Две пары глаз, чёрных и красных, смотрело на меня.
========== 2. ==========
Я отступил, как старуха, прижимая руку к губам.
В пакете находилась голова козлёнка. То, что я принял за глаза, – место, откуда вырезали рога.
— Илья, — позвал Толя.
Я не отрывался от пакета. С него до сих пор стекала кровь. Меня била дрожь.
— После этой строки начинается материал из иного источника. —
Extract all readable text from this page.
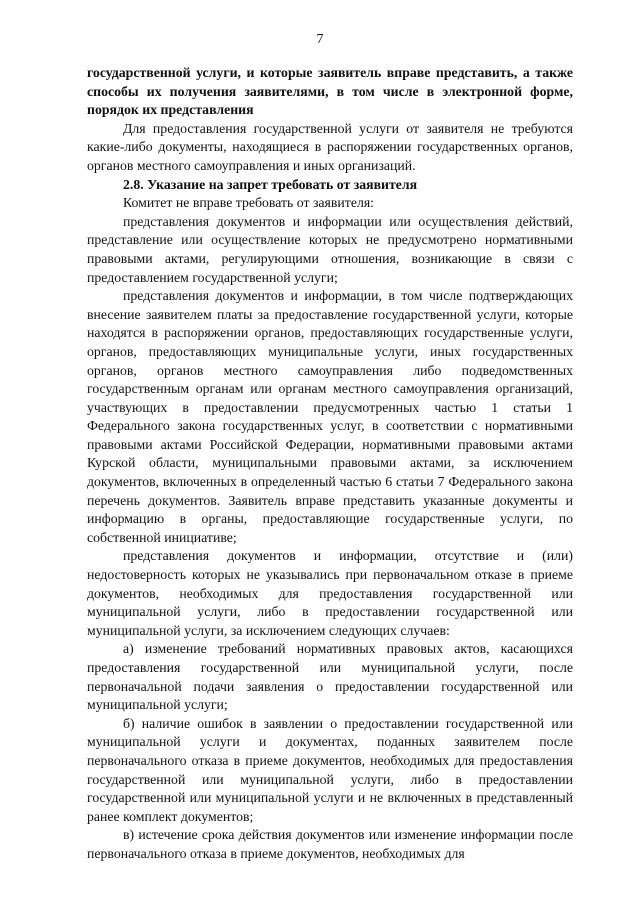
7

государственной услуги, и которые заявитель вправе представить, а также способы их получения заявителями, в том числе в электронной форме, порядок их представления

Для предоставления государственной услуги от заявителя не требуются какие-либо документы, находящиеся в распоряжении государственных органов, органов местного самоуправления и иных организаций.

2.8. Указание на запрет требовать от заявителя

Комитет не вправе требовать от заявителя:

представления документов и информации или осуществления действий, представление или осуществление которых не предусмотрено нормативными правовыми актами, регулирующими отношения, возникающие в связи с предоставлением государственной услуги;

представления документов и информации, в том числе подтверждающих внесение заявителем платы за предоставление государственной услуги, которые находятся в распоряжении органов, предоставляющих государственные услуги, органов, предоставляющих муниципальные услуги, иных государственных органов, органов местного самоуправления либо подведомственных государственным органам или органам местного самоуправления организаций, участвующих в предоставлении предусмотренных частью 1 статьи 1 Федерального закона государственных услуг, в соответствии с нормативными правовыми актами Российской Федерации, нормативными правовыми актами Курской области, муниципальными правовыми актами, за исключением документов, включенных в определенный частью 6 статьи 7 Федерального закона перечень документов. Заявитель вправе представить указанные документы и информацию в органы, предоставляющие государственные услуги, по собственной инициативе;

представления документов и информации, отсутствие и (или) недостоверность которых не указывались при первоначальном отказе в приеме документов, необходимых для предоставления государственной или муниципальной услуги, либо в предоставлении государственной или муниципальной услуги, за исключением следующих случаев:

а) изменение требований нормативных правовых актов, касающихся предоставления государственной или муниципальной услуги, после первоначальной подачи заявления о предоставлении государственной или муниципальной услуги;

б) наличие ошибок в заявлении о предоставлении государственной или муниципальной услуги и документах, поданных заявителем после первоначального отказа в приеме документов, необходимых для предоставления государственной или муниципальной услуги, либо в предоставлении государственной или муниципальной услуги и не включенных в представленный ранее комплект документов;

в) истечение срока действия документов или изменение информации после первоначального отказа в приеме документов, необходимых для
Толя положил руку на плечо, разворачивая к себе.
— Не надо, — сказал он и подошёл к пакету, заслоняя его телом от меня.
— Что «не надо»? — я слабо прошептал, выдавливая слова из глотки как остатки пасты из тюбика.
— Изводить себя.
Пусть и пытался, но Толя проигрывал чувствам, что накрывали нас обоих. Я решил последовать его совету. Отвёл глаза в угол. Пакет шелестел. Толя снял его с ручки, но не направился к мусоропроводу.
— Вызовем полицию? — спросил он.
— Зачем?
В моей голове сложилась цепочка: я несовершеннолетний, значит, полиции понадобятся родители, а их нет, следовательно, придётся звонить им, возвращать их сюда. Мать или отца – неважно кого. Ни её, ни его я видеть не желаю. Пусть отдыхают себе прекрасно со своими семьями.
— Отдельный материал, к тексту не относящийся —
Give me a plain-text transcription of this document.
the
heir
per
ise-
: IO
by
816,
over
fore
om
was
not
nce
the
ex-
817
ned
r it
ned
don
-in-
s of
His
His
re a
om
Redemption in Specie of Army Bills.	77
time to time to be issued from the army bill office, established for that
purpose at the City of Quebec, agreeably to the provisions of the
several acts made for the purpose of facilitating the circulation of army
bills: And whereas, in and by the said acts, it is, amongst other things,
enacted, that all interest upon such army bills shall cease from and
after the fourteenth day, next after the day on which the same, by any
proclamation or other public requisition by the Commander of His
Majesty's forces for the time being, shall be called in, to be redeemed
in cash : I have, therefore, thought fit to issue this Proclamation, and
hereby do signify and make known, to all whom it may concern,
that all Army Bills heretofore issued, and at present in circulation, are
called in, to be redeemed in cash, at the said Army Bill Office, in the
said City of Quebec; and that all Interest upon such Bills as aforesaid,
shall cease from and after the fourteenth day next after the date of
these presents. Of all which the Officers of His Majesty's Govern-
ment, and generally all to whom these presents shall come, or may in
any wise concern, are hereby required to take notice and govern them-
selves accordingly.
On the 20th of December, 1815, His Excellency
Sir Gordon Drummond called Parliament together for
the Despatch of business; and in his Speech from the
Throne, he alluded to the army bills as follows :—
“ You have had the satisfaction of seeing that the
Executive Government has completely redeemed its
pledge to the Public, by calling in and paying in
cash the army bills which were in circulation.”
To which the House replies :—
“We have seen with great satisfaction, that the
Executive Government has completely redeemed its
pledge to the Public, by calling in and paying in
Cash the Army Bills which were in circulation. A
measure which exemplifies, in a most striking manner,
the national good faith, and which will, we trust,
«Ненавижу», — прозвучало в моей голове.
— Всё же это… не детская шалость. — Он повернулся ко мне – голос звучал отчётливо, хоть и трепетал от беспокойства. Он чувствовал себя не лучше моего – напуган как кролик перед хищной пастью.
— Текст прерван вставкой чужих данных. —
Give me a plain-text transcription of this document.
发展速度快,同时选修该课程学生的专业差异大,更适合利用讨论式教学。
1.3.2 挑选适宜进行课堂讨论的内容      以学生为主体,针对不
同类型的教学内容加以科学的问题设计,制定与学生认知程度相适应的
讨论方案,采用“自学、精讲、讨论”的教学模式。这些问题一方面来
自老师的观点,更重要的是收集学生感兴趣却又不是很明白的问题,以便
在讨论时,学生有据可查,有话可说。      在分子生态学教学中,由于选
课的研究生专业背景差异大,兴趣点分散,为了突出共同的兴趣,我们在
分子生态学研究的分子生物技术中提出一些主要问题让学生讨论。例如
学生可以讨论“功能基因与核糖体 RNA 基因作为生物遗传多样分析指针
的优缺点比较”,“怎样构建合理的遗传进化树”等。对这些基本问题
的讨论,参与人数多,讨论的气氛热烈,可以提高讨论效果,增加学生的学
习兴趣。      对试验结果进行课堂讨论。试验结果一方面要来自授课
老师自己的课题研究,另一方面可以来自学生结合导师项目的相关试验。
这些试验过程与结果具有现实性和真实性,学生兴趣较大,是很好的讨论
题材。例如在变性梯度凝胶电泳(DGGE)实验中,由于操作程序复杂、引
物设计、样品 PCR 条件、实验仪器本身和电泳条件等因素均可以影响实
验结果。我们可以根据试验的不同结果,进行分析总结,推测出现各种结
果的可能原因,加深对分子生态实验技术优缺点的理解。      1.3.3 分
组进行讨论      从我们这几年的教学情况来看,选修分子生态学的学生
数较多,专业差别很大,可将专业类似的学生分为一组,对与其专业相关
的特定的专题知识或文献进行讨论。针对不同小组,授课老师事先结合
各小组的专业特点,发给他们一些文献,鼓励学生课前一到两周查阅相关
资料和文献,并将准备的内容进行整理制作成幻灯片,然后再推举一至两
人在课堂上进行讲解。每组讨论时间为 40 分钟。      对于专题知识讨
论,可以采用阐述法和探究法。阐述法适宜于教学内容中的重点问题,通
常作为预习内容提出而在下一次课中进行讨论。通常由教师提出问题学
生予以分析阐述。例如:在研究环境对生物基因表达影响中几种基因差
— Откуда нам знать? — Я трясся. Мёртвые глаза животного до сих пор впивались в сознание. Круглые отметины на лбу прожигали на моём лице коросты. Я потёр кожу под шапкой. — Какие-нибудь ненормальные решили пошутить… — Я начал задыхаться. — Может быть, попросим твоего отца посмотреть? — Мой вопрос превратился в мольбу, а глаза питали надежду, когда я посмотрел на бледное лицо Толи.
Он выглядел крайне плохо: синяки углубились, глаза впали, губы дрожали, а на лице застыло отчаянное выражение. Он боялся сильнее меня, возможно, так же сильно, как и я, но всё равно вышел вперёд.
— Он сейчас занят, — ответил Толя и опустил глаза, снова уходя в раздумье. — Я… тогда я просто расскажу ему о случившимся, хорошо?
Наилучший вариант.
Несколько минут мы так и стояли: я у лестницы, Толя около моей двери с кровавым пакетом в руках. Молчание стало невыносимо даже для меня. Оно оказалось другим, не таким, где не нужны мои слова. Таким, где молчание вызвано тем, чего мы никак не ожидали увидеть.
Не должны были увидеть.
— Я быстро, — произнёс Толя и спустился по лестнице.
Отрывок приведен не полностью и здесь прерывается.